Angela Merkel is currently the longest-serving European head of government, having been Germany’s chancellor since 2005. If the results of recent local elections are any indication, her days in office could be numbered.
The results in Mecklenburg-Vorpommern, the chancellor’s home state, do not bode well for Ms. Merkel’s party. In the voting on Sept. 4, the center-left Social Democrats polled first with 31 percent; and the anti-immigrant party, Alternative for Germany, polled second, with 21 percent, leaving Ms. Merkel’s center-right Christian Democrats a distant third, with 19 percent. Her migration policies were probably a factor in the outcome. How Ms. Merkel has dealt with this issue will not only affect her politically in the short term but may well define her record and legacy as the first female leader of modern Germany.
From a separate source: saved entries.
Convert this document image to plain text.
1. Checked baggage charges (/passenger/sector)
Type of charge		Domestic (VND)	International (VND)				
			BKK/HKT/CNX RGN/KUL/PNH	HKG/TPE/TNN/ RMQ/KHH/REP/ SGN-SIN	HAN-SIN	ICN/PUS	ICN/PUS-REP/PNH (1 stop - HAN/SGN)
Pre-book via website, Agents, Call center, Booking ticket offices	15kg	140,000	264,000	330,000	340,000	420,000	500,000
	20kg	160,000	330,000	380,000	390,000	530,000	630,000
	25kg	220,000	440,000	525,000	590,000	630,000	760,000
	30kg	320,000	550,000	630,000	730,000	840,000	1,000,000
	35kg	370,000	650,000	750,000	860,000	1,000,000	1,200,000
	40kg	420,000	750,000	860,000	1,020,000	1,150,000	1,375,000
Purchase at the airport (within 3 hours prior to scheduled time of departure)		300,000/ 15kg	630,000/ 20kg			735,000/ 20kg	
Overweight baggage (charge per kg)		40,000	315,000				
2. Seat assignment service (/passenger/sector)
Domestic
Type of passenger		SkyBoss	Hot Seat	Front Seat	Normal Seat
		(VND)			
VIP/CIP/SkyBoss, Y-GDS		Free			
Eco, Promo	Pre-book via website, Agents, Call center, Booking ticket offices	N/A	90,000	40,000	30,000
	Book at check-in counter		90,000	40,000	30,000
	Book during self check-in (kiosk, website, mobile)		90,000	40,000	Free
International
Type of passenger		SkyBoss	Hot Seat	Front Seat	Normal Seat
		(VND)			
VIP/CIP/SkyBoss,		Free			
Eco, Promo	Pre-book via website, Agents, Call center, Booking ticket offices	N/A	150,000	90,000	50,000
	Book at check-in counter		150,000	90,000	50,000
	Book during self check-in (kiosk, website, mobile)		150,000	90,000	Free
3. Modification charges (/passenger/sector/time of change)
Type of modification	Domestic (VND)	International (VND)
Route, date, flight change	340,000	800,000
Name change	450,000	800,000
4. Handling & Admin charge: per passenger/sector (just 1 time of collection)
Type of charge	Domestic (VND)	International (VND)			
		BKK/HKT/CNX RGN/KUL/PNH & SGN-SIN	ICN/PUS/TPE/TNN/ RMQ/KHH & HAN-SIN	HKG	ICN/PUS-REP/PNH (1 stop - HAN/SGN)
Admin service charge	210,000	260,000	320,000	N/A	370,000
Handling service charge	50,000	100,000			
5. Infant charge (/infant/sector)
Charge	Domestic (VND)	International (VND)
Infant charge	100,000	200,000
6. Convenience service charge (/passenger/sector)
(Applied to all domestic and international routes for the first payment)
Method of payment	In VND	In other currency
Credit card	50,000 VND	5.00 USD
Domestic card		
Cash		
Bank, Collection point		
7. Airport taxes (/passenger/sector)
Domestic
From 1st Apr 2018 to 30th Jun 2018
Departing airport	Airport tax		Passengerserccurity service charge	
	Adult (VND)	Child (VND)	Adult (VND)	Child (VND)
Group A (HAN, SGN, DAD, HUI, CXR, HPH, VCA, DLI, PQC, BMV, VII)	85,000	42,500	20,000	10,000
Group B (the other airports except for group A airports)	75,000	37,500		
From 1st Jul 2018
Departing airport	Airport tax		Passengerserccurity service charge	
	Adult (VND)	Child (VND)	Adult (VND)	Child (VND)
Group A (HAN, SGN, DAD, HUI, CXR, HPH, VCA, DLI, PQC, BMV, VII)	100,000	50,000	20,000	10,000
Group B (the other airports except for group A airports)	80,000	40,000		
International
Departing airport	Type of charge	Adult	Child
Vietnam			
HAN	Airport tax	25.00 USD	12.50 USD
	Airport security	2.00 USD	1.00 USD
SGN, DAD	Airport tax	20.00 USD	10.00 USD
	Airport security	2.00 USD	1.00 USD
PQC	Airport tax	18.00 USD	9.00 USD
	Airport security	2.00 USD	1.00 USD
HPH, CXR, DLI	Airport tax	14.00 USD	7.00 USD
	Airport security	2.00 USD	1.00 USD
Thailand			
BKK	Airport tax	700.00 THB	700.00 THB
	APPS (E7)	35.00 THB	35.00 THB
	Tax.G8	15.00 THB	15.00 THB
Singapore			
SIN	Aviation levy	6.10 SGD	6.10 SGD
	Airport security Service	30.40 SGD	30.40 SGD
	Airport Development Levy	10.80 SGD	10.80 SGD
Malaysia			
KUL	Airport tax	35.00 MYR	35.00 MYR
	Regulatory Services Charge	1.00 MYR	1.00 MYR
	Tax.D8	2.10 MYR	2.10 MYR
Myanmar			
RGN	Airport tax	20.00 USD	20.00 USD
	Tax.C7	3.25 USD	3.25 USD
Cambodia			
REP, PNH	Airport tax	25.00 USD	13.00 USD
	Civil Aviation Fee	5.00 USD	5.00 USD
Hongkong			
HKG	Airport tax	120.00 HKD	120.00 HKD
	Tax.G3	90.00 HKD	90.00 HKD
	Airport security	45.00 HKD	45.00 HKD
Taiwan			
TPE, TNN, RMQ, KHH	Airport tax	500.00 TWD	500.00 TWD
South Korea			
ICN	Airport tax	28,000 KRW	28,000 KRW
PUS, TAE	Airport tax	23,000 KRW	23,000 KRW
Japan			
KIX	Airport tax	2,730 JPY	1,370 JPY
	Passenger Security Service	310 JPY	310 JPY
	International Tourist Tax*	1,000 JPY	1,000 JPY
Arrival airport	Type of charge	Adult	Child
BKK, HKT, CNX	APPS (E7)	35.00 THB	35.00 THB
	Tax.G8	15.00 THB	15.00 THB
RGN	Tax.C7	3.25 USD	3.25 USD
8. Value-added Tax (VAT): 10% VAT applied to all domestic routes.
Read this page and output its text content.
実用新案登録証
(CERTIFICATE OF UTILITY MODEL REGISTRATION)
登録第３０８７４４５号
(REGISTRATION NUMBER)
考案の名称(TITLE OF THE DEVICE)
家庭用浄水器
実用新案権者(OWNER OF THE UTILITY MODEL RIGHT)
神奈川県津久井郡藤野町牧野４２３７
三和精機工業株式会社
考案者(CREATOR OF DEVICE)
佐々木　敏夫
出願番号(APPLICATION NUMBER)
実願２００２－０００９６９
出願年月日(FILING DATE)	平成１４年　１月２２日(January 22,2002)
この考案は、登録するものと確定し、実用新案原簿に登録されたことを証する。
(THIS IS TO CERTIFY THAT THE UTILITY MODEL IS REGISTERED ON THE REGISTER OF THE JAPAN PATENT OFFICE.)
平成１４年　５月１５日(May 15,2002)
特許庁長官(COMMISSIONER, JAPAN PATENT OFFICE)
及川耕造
Migrants and migration have bedeviled every European leader since a refugee crisis exploded in 2015. That year, a record 1.3 million people from the Middle East, Africa and Asia applied for asylum in Europe, seeking refuge from violence, poverty and oppression. Most notable has been the number of Muslims trying to escape the protracted civil war in Syria. By accepting large numbers of migrants into Germany, Ms. Merkel offered a humane response to an unprecedented crisis—with mixed results. Problems of assimilation, fearmongering and voter dissatisfaction have proven to be stubborn roadblocks, all of which have exacted a political price for Ms. Merkel. Like any leader, she knows how hard it is for officials to faithfully follow Edmund Burke’s dictum about adhering to one’s judgment instead of following popular “opinion.” To do right is never easy.